From the outset, Julia Hobsbawm’s chutzpah is apparent. In age of endless data creation and manipulation, of speed and deadlines, of efficiency and complexity, here stands a business woman saying, ‘wait, a second – what on earth are we doing?’ Her book, Fully Connected, argues not to return to a time of wistful nostalgia, to those pre-internet days when apparently we all got on and understood one another, but instead to pause for a moment and reassess whether the route we are going down is an altogether healthy one (she points to how global productivity is stagnant, for instance). Networks are what we should be concentrating on and while these can be cultivated online, they can and should evolve offline.

She is a captivating speaker, at once confident but also thoughtful, and open to debate and discussion. She invited one audience member to say more when she noticed they were nodding their head in agreement, and asked another ‘but, what do you think?’ The book is part memoir, allowing her to personalise her argument and give examples, and expand on ideas that have had the most impact on both herself and her business.

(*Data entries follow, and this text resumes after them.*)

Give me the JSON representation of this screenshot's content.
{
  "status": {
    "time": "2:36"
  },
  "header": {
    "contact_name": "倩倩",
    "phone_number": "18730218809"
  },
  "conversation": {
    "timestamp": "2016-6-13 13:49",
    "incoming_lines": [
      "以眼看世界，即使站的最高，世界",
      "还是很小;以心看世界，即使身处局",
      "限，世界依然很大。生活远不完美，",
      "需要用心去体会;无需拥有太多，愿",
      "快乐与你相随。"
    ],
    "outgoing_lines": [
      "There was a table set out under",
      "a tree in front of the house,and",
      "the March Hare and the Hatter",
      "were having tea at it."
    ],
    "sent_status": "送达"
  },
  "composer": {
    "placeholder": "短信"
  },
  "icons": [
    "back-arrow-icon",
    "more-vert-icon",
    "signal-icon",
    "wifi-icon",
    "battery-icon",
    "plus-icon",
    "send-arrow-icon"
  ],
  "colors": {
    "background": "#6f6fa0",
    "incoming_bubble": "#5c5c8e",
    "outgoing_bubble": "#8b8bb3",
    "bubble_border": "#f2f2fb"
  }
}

This makes for an intimate experience, but also one in which it is hard to challenge the central argument as to do so would be to change the tone of the event. One audience member did ask her about social mobility and access to these networks, and it is at this point that Hobsbawm’s argument faltered a little, because networks are all about access, who can access what and how that access is spread across society. Despite the ability of the Internet in connecting us both globally and locally, someone, somewhere, still has to let you into the networks that make the difference.